The jury initially awarded the $1.3 billion to Oracle in 2010, but the judgment was subsequently vacated by U.S. District Court Judge Phyllis Hamilton, who had overseen the case. Hamilton found the jury overreached and said Oracle could accept a lower award of $272 million or seek a new trial.
Oracle at first opted for a new trial, but then reached a settlement wherein SAP would pay out $306 million, with Oracle reserving the right to appeal Hamilton's ruling overturning the $1.3 billion judgment.
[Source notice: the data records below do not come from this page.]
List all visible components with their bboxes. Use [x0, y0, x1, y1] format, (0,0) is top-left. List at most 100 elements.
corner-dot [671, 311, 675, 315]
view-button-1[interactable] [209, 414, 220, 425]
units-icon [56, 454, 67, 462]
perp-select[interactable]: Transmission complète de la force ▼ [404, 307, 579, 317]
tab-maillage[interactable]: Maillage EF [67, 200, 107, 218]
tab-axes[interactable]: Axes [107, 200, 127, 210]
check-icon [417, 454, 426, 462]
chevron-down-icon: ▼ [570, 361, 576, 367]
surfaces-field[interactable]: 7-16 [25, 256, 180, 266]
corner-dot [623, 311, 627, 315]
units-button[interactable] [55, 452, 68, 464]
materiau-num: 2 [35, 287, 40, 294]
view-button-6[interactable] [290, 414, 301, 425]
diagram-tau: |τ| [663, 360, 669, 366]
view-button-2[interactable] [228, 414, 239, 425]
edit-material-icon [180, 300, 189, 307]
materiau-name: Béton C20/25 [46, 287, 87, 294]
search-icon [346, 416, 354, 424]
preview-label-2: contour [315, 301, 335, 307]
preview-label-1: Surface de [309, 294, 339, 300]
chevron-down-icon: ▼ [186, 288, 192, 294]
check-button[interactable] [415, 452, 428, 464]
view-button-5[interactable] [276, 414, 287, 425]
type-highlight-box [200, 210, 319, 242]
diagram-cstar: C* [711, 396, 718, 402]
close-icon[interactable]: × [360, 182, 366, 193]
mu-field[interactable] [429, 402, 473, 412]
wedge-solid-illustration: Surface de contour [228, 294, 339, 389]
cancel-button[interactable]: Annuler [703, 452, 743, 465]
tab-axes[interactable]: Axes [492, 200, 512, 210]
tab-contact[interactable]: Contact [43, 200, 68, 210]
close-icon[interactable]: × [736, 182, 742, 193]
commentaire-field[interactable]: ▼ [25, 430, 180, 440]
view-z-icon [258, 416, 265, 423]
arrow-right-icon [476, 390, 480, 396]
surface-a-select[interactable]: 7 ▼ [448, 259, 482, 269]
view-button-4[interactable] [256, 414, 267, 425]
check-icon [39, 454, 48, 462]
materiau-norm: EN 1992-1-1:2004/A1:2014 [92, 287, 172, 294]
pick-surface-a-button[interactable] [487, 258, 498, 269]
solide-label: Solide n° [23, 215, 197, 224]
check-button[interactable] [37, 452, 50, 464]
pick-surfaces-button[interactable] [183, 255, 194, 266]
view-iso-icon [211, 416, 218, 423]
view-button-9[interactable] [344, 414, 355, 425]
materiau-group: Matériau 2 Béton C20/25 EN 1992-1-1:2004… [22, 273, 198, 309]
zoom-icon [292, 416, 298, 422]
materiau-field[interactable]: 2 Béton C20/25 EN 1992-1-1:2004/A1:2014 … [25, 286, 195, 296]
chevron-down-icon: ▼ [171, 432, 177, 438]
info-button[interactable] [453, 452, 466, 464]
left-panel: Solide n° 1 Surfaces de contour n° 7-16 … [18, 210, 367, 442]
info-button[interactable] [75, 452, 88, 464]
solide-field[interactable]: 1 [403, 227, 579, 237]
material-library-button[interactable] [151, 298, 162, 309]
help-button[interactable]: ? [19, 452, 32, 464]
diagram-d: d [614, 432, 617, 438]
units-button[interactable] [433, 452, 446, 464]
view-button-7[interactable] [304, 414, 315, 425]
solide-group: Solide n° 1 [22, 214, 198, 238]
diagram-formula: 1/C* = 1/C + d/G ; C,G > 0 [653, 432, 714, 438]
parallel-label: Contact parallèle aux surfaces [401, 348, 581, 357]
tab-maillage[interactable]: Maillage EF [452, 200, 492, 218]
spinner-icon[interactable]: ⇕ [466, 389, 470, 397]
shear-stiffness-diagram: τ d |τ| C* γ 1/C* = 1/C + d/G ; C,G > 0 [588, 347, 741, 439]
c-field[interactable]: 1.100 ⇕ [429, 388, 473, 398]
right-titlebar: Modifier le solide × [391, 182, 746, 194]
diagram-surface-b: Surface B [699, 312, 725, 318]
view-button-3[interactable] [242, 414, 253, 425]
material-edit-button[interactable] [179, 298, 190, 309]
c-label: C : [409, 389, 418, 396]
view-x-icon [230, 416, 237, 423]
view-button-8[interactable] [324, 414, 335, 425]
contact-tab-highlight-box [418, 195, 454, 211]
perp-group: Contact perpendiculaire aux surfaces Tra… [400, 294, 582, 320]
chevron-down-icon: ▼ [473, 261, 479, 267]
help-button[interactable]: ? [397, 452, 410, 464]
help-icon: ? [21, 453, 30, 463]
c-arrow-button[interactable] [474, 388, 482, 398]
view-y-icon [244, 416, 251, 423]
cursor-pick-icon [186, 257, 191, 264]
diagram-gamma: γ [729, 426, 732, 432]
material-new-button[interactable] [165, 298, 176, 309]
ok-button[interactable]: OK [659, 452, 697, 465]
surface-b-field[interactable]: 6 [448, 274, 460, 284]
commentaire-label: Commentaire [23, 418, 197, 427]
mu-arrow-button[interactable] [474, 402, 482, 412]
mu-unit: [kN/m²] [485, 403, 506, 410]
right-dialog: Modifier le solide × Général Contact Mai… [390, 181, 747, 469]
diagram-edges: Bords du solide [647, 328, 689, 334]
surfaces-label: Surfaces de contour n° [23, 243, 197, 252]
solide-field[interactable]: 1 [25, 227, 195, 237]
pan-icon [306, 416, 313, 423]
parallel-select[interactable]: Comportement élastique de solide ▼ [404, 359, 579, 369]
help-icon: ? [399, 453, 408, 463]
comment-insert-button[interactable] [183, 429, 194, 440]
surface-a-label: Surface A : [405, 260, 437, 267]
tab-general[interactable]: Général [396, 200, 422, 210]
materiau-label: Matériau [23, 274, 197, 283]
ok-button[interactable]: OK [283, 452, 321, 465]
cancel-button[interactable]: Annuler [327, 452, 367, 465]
While the jury engaged in "undue speculation" when reaching the $1.3 billion verdict, Hamilton erred in setting the damages at only $272 million, justices at the 9th U.S. Circuit Court of Appeals in San Francisco concluded in their ruling, which was released Friday. Oracle is now entitled to either $356.7 million in damages or a new trial, according to the ruling.
The company sued SAP in 2007, alleging that a now-closed subsidiary, TomorrowNow, had made illegal downloads of Oracle's software while providing software support services to Oracle customers. SAP ultimately accepted liability for wrongdoing on the part of TomorrowNow, resulting in a trial on damages that produced the initial $1.3 billion judgment.
"We are very pleased with the court's action today," SAP spokesman Andy Kendzie said Friday. "We feel it very much supports our position."
Oracle spokeswoman Deborah Hellinger declined to comment on the court's decision.
The appeals court also upheld the lower court's ruling that if a new trial is held, Oracle cannot present arguments related to damages for hypothetical license fees. Oracle had argued SAP should pay the fair market value of what it would have cost to license the illegally downloaded software, as well as to develop it.
TomorrowNow offered Oracle customers support at half the cost of vendor maintenance. It catered to customers with stable systems and little desire or need for the continuous software version upgrades provided by vendor support.
Oracle is also suing Rimini Street, a company led by TomorrowNow co-founder Seth Ravin, claiming it duplicated TomorrowNow's "corrupt business model."
While that case has yet to go to trial, Rimini has suffered a number of adverse pre-trial rulings, with a judge twice finding it had violated Oracle's copyrights.
Industry observers expect the final outcome of the Rimini Street case to lay concrete ground rules for how third-party software support can be conducted legally.